Now Grace is to be his ticket to something—early on he has her sign her estate over to him—but the joke's on Kemp. Grace not only doesn't kick the bucket on schedule (Hendrickson earns twisted laughs when his character blithely comments on Grace's lack of urgency in transitioning to the great beyond) but actually seems to gather strength. The silent old bat lies in bed, slurps down pudding, and even sneaks the occasional cigarette when her nephew isn't looking. The Grim Reaper is clearly focusing his attention elsewhere.

Playwright Morris Panych is playing fast and loose here with social isolation, estrangement, and the slow-burn tumble through time of families steeped in their own lack of connection and colossal futility (Kemp complains, convincingly, about his childhood, in which he was severely miscast, with parents who managed to completely misunderstand him while wallowing in their own misery). And Kemp poignantly tells of once wishing Grace would take him away from it all, into a realm of fabulousness and glamour that symbolized everything missing in his existence well into adulthood.

But something here isn't clicking. Hendrickson delivers Kemp's multiple strychnine soliloquies with sonorous poetry (the guy can deliver a line with as much import and complexity as anyone around), but it feels as though this isn't what best serves the play. Kemp is meant to be horrible, repellent, self-serving, and cribbed in a manner that repels and gradually interests us. Hendrickson, instead, has simply dialed down a couple of notches on his usual onstage charm, and it isn't enough.

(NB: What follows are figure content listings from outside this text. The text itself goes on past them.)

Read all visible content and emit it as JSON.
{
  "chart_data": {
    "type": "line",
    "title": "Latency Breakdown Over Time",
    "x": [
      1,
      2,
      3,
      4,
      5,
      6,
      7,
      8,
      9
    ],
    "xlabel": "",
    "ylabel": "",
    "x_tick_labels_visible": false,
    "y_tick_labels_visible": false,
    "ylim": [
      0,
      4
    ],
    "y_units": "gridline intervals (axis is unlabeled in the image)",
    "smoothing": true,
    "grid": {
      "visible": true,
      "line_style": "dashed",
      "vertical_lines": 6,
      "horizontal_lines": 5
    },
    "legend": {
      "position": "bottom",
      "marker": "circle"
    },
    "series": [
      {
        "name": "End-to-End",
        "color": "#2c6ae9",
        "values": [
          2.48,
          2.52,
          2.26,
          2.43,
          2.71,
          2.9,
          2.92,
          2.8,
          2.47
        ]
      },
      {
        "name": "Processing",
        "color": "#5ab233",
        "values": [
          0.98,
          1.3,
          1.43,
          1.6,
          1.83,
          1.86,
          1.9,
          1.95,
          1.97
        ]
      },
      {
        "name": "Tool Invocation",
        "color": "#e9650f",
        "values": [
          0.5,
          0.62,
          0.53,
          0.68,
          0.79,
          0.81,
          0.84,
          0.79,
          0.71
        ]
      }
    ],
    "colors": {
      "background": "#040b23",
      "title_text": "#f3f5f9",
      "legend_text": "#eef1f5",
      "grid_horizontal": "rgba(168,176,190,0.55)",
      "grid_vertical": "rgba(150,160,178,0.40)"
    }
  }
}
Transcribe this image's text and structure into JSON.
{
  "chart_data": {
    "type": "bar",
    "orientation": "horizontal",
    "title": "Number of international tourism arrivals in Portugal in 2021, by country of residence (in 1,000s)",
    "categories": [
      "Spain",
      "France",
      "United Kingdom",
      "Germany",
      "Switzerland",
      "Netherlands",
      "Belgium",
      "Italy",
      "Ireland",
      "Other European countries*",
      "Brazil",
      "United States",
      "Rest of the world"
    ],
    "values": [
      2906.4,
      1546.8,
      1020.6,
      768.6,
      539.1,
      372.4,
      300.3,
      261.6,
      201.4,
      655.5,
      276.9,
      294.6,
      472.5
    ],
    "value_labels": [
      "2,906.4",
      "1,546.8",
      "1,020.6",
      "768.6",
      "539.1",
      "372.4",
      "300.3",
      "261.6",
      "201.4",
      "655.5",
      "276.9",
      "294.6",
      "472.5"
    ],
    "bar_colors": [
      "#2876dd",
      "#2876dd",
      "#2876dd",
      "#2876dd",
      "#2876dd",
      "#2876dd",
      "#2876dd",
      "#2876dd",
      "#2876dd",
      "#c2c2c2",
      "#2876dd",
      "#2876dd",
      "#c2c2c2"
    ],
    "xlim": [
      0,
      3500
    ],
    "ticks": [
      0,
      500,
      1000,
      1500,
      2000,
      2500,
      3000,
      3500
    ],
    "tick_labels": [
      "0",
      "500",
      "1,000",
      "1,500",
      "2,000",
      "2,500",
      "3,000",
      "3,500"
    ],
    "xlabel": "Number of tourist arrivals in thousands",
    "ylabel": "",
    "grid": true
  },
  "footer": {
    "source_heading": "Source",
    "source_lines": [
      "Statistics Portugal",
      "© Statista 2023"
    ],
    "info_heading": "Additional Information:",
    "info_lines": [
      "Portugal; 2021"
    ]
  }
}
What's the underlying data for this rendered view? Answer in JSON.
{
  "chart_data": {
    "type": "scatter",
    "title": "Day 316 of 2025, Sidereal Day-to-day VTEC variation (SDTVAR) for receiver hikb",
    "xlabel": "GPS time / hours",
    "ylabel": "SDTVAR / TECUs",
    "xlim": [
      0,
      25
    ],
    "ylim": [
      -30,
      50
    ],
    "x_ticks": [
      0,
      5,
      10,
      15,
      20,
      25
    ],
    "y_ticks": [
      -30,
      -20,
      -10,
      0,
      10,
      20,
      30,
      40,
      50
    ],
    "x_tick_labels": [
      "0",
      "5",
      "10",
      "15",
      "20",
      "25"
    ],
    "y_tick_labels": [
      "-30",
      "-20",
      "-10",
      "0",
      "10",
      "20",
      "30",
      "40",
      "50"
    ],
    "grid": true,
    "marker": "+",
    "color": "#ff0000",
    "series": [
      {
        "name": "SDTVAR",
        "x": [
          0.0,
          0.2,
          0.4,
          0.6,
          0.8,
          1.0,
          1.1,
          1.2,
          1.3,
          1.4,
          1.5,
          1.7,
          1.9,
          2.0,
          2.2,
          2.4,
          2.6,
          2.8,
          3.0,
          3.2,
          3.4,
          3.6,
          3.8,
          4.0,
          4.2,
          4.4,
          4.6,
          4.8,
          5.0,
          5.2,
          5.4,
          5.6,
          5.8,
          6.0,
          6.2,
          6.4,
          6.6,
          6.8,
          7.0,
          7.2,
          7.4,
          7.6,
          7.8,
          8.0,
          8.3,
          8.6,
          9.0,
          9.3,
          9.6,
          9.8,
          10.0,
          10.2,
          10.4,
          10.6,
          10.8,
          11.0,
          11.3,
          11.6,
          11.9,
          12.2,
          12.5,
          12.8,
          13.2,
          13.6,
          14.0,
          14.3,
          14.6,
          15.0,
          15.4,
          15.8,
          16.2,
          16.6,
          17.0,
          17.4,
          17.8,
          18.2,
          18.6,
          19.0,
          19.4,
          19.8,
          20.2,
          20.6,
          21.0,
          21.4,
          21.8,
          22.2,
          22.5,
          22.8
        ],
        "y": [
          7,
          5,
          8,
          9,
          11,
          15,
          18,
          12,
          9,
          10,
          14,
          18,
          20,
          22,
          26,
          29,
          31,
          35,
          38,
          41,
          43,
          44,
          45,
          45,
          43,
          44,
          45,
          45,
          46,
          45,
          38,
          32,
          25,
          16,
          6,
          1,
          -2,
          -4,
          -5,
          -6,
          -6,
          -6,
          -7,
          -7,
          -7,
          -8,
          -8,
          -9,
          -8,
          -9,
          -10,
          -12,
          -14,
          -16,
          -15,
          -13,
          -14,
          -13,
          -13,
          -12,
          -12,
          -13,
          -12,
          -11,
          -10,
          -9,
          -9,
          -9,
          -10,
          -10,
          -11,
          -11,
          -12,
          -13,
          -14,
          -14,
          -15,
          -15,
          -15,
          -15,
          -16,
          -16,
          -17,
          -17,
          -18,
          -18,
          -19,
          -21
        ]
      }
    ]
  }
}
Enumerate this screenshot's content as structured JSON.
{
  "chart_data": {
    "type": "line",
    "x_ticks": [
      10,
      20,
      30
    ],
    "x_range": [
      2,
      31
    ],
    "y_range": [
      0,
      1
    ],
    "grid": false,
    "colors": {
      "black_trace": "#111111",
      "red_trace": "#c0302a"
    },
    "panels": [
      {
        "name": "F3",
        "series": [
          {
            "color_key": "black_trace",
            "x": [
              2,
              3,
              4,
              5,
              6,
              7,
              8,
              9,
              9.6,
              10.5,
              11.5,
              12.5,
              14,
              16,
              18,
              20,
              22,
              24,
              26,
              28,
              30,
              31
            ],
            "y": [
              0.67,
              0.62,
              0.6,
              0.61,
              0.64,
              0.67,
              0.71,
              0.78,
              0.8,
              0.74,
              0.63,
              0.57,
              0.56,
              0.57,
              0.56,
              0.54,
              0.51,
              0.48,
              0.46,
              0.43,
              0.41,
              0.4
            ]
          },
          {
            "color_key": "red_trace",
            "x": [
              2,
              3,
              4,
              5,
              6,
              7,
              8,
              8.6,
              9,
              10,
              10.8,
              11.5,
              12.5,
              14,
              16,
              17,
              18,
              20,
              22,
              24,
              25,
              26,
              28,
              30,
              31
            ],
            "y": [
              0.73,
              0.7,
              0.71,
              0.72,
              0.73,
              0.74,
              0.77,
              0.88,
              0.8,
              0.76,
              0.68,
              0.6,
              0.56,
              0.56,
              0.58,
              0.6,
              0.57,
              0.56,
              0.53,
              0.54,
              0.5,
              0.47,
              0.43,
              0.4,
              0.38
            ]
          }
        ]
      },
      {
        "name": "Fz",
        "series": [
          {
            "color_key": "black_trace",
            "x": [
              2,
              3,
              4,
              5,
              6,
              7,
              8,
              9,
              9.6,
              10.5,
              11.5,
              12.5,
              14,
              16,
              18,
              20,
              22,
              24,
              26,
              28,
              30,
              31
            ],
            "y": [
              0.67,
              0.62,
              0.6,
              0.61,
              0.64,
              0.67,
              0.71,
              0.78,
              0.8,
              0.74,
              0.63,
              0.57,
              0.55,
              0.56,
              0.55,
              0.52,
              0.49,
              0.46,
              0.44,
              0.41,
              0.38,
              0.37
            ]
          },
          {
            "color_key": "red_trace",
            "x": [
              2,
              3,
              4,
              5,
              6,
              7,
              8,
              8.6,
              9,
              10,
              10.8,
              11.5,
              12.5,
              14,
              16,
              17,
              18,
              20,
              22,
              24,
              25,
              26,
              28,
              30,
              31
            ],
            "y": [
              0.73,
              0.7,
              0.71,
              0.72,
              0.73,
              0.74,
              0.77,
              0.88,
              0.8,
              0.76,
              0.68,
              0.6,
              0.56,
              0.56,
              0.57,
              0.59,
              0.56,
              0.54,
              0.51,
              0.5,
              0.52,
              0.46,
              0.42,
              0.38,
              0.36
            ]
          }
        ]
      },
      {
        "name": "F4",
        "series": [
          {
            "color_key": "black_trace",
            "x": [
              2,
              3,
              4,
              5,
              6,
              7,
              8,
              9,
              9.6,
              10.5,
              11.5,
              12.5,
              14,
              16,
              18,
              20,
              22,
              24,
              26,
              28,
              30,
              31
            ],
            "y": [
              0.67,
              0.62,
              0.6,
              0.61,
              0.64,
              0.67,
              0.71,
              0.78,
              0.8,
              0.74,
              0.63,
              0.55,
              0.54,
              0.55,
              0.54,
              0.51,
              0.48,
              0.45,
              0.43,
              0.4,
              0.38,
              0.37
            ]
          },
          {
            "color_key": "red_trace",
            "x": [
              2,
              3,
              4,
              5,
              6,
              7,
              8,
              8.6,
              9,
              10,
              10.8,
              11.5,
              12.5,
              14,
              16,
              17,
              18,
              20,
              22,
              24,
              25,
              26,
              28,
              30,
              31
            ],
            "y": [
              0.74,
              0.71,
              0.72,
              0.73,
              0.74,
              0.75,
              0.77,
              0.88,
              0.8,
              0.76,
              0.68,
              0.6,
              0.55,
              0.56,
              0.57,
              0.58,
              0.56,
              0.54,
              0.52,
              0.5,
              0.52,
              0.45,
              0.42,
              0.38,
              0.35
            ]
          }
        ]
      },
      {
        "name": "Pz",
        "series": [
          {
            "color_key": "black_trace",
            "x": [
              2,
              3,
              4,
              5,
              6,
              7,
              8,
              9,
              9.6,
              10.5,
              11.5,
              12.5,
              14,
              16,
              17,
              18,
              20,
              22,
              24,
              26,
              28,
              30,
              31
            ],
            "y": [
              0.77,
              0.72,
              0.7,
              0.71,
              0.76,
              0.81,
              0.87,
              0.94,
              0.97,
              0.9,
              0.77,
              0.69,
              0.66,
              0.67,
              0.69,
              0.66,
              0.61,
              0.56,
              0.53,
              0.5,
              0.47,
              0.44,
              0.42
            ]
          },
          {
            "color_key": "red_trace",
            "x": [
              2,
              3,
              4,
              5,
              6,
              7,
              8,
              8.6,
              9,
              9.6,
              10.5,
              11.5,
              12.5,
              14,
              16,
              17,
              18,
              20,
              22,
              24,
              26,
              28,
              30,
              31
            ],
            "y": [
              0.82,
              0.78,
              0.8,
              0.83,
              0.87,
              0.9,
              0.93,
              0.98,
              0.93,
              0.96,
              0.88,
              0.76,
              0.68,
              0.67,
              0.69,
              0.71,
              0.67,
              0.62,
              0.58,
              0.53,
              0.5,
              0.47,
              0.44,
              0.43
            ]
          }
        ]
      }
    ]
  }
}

What's really missing is a sense of palpable danger. Kemp's horrid journey to bury his boyhood dreams (involving considerable sexual ambiguity) should come with an awareness of the consequences of this particular internment. This slides by in a series of scene-ending laugh lines about wishing Grace dead: We know Kemp wants her to draw her last breath, but we never get a palpable sense of what, in Kemp, would die in the process. Should we place a bet, the blame would go to Hendrickson for not locating a strategy that lies outside his usual (seemingly) easy, compelling charisma.

This is by no means a bad show, and by the time Venard and Hendrickson are actually exchanging lines (after, incidentally, Panych pulls the rug out from everything that came before), it's no stretch to feel the tidal pull that led Kemp to try to extract some fragment of decency from himself. We're nearly there, but not close enough.